Monday, Jan. 21, 1952
Life in a Few Lines
When Albert Marquet and Henri Matisse were art students in Paris, they used to load their canvases into the same pushcart, hopefully trundle them off to the Autumn Salon. On one return trip, no canvases sold, Marquet lamented, "If only a bus would crash into our pushcart, we could at least collect the damages." Matisse soon trundled his own brilliant, revolutionary canvases into the front ranks of modern French art. Marquet settled down to painting workmanlike studies of boat-filled harbors and rivers, lagged far behind.

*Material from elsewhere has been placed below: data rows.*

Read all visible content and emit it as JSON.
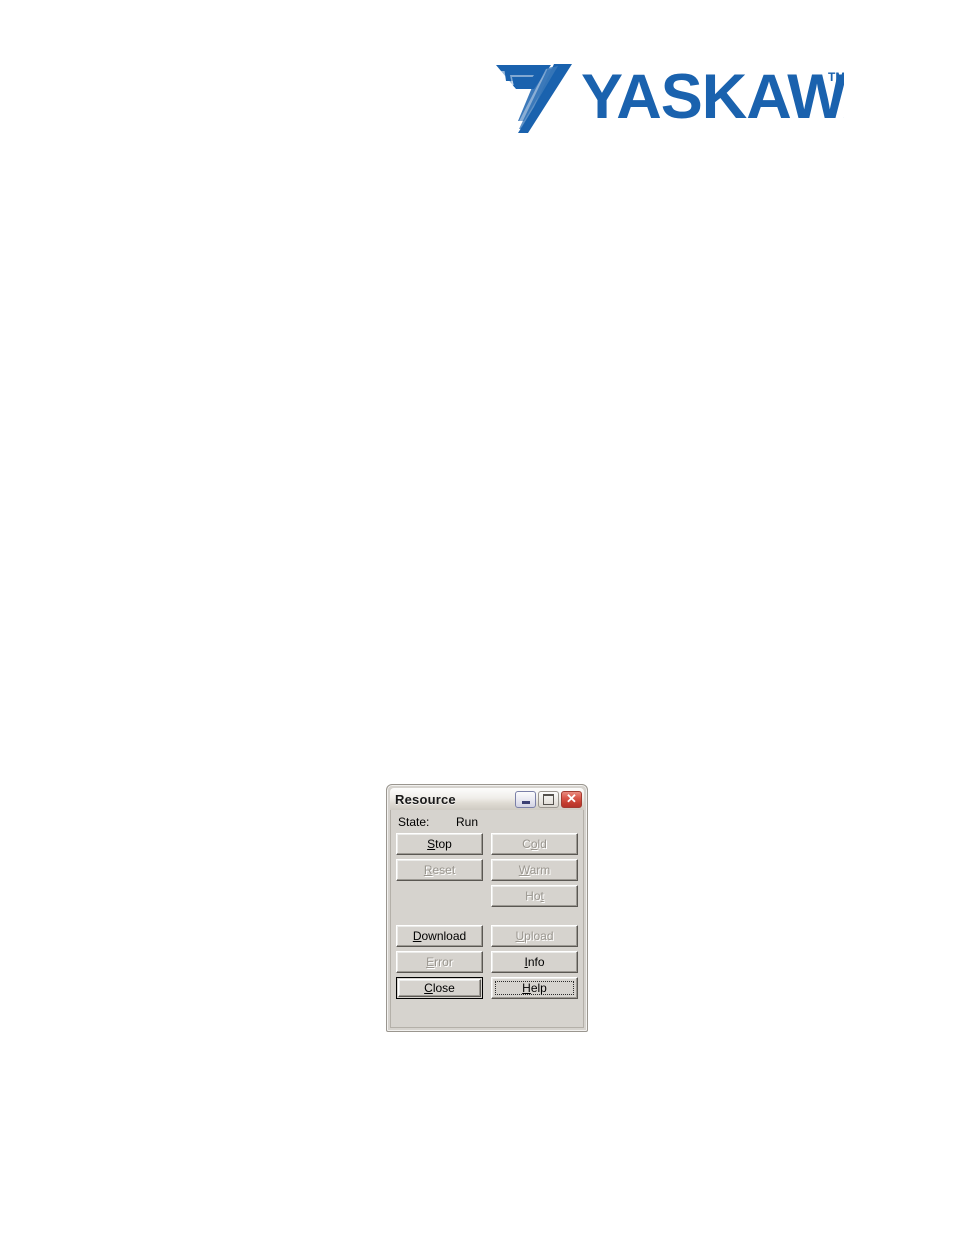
{
  "page": {
    "background": "#ffffff"
  },
  "logo": {
    "name": "yaskawa-logo",
    "wordmark": "YASKAWA",
    "trademark": "TM",
    "color": "#1a62ae"
  },
  "dialog": {
    "title": "Resource",
    "window_controls": [
      {
        "name": "minimize-button",
        "glyph": "–",
        "tooltip": "Minimize"
      },
      {
        "name": "maximize-button",
        "glyph": "□",
        "tooltip": "Maximize"
      },
      {
        "name": "close-button",
        "glyph": "✕",
        "tooltip": "Close",
        "color": "#c33c2e"
      }
    ],
    "state": {
      "label": "State:",
      "value": "Run"
    },
    "buttons": [
      {
        "name": "stop-button",
        "label": "Stop",
        "mnemonic": "S",
        "before": "",
        "after": "top",
        "enabled": true,
        "column": "left",
        "row": 1
      },
      {
        "name": "cold-button",
        "label": "Cold",
        "mnemonic": "o",
        "before": "C",
        "after": "ld",
        "enabled": false,
        "column": "right",
        "row": 1
      },
      {
        "name": "reset-button",
        "label": "Reset",
        "mnemonic": "R",
        "before": "",
        "after": "eset",
        "enabled": false,
        "column": "left",
        "row": 2
      },
      {
        "name": "warm-button",
        "label": "Warm",
        "mnemonic": "W",
        "before": "",
        "after": "arm",
        "enabled": false,
        "column": "right",
        "row": 2
      },
      {
        "name": "hot-button",
        "label": "Hot",
        "mnemonic": "t",
        "before": "Ho",
        "after": "",
        "enabled": false,
        "column": "right",
        "row": 3
      },
      {
        "name": "download-button",
        "label": "Download",
        "mnemonic": "D",
        "before": "",
        "after": "ownload",
        "enabled": true,
        "column": "left",
        "row": 4
      },
      {
        "name": "upload-button",
        "label": "Upload",
        "mnemonic": "U",
        "before": "",
        "after": "pload",
        "enabled": false,
        "column": "right",
        "row": 4
      },
      {
        "name": "error-button",
        "label": "Error",
        "mnemonic": "E",
        "before": "",
        "after": "rror",
        "enabled": false,
        "column": "left",
        "row": 5
      },
      {
        "name": "info-button",
        "label": "Info",
        "mnemonic": "I",
        "before": "",
        "after": "nfo",
        "enabled": true,
        "column": "right",
        "row": 5
      },
      {
        "name": "close-dialog-button",
        "label": "Close",
        "mnemonic": "C",
        "before": "",
        "after": "lose",
        "enabled": true,
        "is_default": true,
        "column": "left",
        "row": 6
      },
      {
        "name": "help-button",
        "label": "Help",
        "mnemonic": "H",
        "before": "",
        "after": "elp",
        "enabled": true,
        "has_focus": true,
        "column": "right",
        "row": 6
      }
    ]
  }
}
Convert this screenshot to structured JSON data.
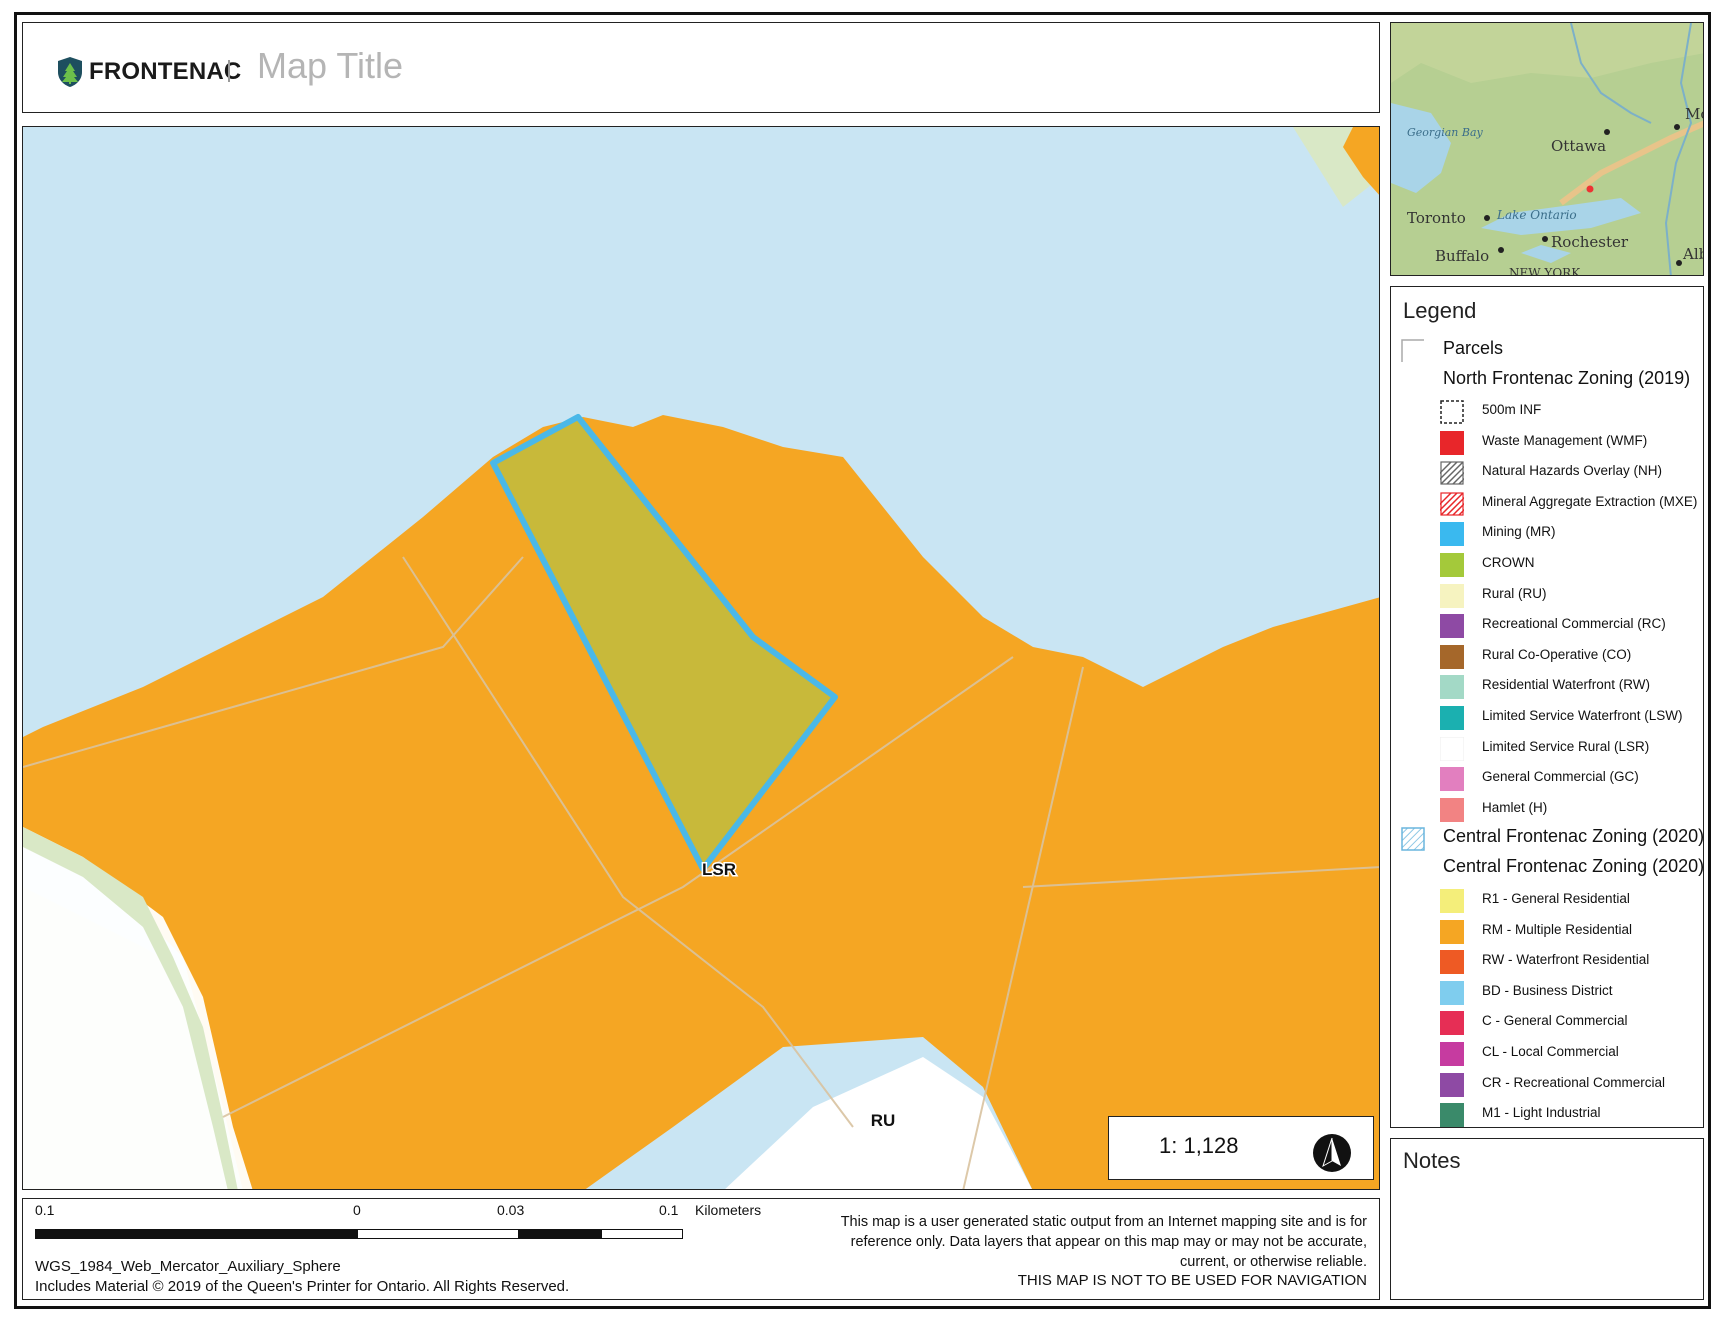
{
  "header": {
    "brand_name": "FRONTENAC",
    "map_title": "Map Title"
  },
  "map": {
    "zone_labels": {
      "lsr": "LSR",
      "ru": "RU"
    },
    "scale_text": "1: 1,128",
    "colors": {
      "water": "#c9e5f3",
      "zone_rm": "#f5a623",
      "crown_fill": "#c8b93a",
      "parcel_outline": "#4ab8e8",
      "rural_green": "#d9e8c6",
      "parcel_lines": "#d9c3a0"
    }
  },
  "inset": {
    "places": {
      "georgian_bay": "Georgian Bay",
      "ottawa": "Ottawa",
      "toronto": "Toronto",
      "lake_ontario": "Lake Ontario",
      "rochester": "Rochester",
      "buffalo": "Buffalo",
      "new_york": "NEW YORK",
      "mo": "Mo",
      "alb": "Alb"
    }
  },
  "legend": {
    "title": "Legend",
    "parcels_label": "Parcels",
    "north_heading": "North Frontenac Zoning (2019)",
    "north_items": [
      {
        "label": "500m INF",
        "color": "#ffffff",
        "style": "dashed"
      },
      {
        "label": "Waste Management (WMF)",
        "color": "#e8262a",
        "style": "solid"
      },
      {
        "label": "Natural Hazards Overlay (NH)",
        "color": "#666666",
        "style": "hatch"
      },
      {
        "label": "Mineral Aggregate Extraction (MXE)",
        "color": "#e8262a",
        "style": "hatch"
      },
      {
        "label": "Mining (MR)",
        "color": "#3ab9ef",
        "style": "solid"
      },
      {
        "label": "CROWN",
        "color": "#a4c93a",
        "style": "solid"
      },
      {
        "label": "Rural (RU)",
        "color": "#f6f3c0",
        "style": "solid"
      },
      {
        "label": "Recreational Commercial (RC)",
        "color": "#8e4aa4",
        "style": "solid"
      },
      {
        "label": "Rural Co-Operative (CO)",
        "color": "#a5672a",
        "style": "solid"
      },
      {
        "label": "Residential Waterfront (RW)",
        "color": "#a3d9c6",
        "style": "solid"
      },
      {
        "label": "Limited Service Waterfront (LSW)",
        "color": "#1bb0b0",
        "style": "solid"
      },
      {
        "label": "Limited Service Rural (LSR)",
        "color": "#ffffff",
        "style": "solid"
      },
      {
        "label": "General Commercial (GC)",
        "color": "#e27fbf",
        "style": "solid"
      },
      {
        "label": "Hamlet (H)",
        "color": "#f28383",
        "style": "solid"
      }
    ],
    "central_heading_1": "Central Frontenac Zoning (2020)",
    "central_heading_2": "Central Frontenac Zoning (2020)",
    "central_items": [
      {
        "label": "R1 - General Residential",
        "color": "#f4ee7a",
        "style": "solid"
      },
      {
        "label": "RM - Multiple Residential",
        "color": "#f5a623",
        "style": "solid"
      },
      {
        "label": "RW - Waterfront Residential",
        "color": "#ee5a24",
        "style": "solid"
      },
      {
        "label": "BD - Business District",
        "color": "#7fcdee",
        "style": "solid"
      },
      {
        "label": "C - General Commercial",
        "color": "#e62e55",
        "style": "solid"
      },
      {
        "label": "CL - Local Commercial",
        "color": "#c63ba0",
        "style": "solid"
      },
      {
        "label": "CR - Recreational Commercial",
        "color": "#8e4aa4",
        "style": "solid"
      },
      {
        "label": "M1 - Light Industrial",
        "color": "#3a8a6a",
        "style": "solid"
      }
    ]
  },
  "notes": {
    "title": "Notes"
  },
  "footer": {
    "scale_labels": [
      "0.1",
      "0",
      "0.03",
      "0.1",
      "Kilometers"
    ],
    "projection": "WGS_1984_Web_Mercator_Auxiliary_Sphere",
    "copyright": "Includes Material © 2019 of the Queen's Printer for Ontario. All Rights Reserved.",
    "disclaimer": "This map is a user generated static output from an Internet mapping site and is for reference only. Data layers that appear on this map may or may not be accurate, current, or otherwise reliable.",
    "navigation_warning": "THIS MAP IS NOT TO BE USED FOR NAVIGATION"
  }
}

He died in 1947, at 72, little known outside his native France.
Last week a Paris exhibit of unknown Marquet drawings showed that he was not always the serious, hard-working rearguard painter most people thought him. As relaxation from his more ambitious oils, Marquet had strolled the streets of Paris, doing maliciously observant sketches of the people he saw. In a few deft strokes, a blob of black ink or a casual crosshatching, he caught the posture and movement of a speeding cyclist, a barmaid scratching her head, an old fiacre driver waiting for a fare, a bemused, potbellied pedestrian.
Matisse compared old friend Marquet's sketches to those of Master Japanese Draftsman Hokusai. Said Paris-Presse Critic Rene Barotte: "It is difficult to express more life in fewer lines . . . impossible to use black and white better."
Marquet had not taken his little masterpieces that seriously. During his lifetime, he sketched thousands of them for his own entertainment, stacked them away in his studio without ever thinking of exhibiting or selling them.